Гэрретт двинулся к нам в темноте посреди улицы, как стрелок из вестерна. До джипа оставалось двадцать ярдов. Одной рукой он искал что-то за спиной, видимо, заткнутое за пояс, а другой открыл и поднял сотовый телефон. Я видел, как свет телефона играет на его красивом лице. Вероятно, отзывает седан назад, подумал я.

Я взвел курок, цилиндр повернулся, и пуля скользнула в камеру. «Целься в самую толстую часть его тела, — подумал я, вспоминая охоту на оленей и лосей в Монтане, — и если надо, стреляй снова и снова».
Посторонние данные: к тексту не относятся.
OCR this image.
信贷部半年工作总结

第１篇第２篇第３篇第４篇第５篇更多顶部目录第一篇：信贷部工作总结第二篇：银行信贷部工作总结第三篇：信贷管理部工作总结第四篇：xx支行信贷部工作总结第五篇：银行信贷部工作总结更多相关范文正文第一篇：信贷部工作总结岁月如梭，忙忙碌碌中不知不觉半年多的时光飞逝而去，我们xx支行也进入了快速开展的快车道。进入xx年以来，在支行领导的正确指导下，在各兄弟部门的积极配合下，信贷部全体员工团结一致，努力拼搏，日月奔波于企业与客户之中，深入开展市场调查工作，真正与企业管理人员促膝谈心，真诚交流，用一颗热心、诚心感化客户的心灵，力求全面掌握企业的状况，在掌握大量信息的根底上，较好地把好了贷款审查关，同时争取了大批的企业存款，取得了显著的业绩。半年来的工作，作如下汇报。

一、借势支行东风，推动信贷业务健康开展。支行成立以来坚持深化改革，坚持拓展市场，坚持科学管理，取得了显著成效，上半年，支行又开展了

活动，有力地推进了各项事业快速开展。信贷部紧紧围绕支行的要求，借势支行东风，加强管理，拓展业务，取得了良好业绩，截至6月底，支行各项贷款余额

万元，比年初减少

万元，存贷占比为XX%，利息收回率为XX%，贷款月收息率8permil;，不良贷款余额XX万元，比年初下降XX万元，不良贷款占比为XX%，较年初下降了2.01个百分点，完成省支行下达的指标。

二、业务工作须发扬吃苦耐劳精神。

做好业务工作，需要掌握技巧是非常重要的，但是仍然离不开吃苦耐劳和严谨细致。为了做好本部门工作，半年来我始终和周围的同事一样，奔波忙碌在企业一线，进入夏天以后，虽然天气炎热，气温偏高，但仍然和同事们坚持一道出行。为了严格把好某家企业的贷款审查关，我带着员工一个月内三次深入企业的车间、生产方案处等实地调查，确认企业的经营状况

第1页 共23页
Гэрретт был в десяти ярдах, но замедлил шаг и склонился вперед, вглядываясь в нашу машину.

В этот момент включилось электричество и зажглись уличные фонари. На множестве крылечек и в домах загорелись лампы.

— Это Рождество! — прошептал Брайен. Так как мы привыкли к полной темноте, свет казался более интенсивным, чем должен быть.

— Для нас — да, — отозвался я, когда Гэрретт повернулся, подбежал к своему «хаммеру» и быстро отъехал.

Брайен выпрямился и глубоко вздохнул. Я ощущал, как сердце стучит у меня в груди.

— Ты бы воспользовался этим? — спросил Брайен, указав на кольт.

— Да.

— Я рад, что ты этого не сделал.

Я не был так уверен.

Снег все еще падал за окном нашей спальни, когда я лег в кровать. Я был истощен и принял три таблетки адвила, чтобы уменьшить наступающую головную боль. Брайен уехал, как только мы вернулись домой, выразив надежду, что его руки перестанут дрожать, когда он будет за рулем. Коуди храпел внизу на кушетке. Мелисса забрала его ботинки и куртку и укрыла его одеялом.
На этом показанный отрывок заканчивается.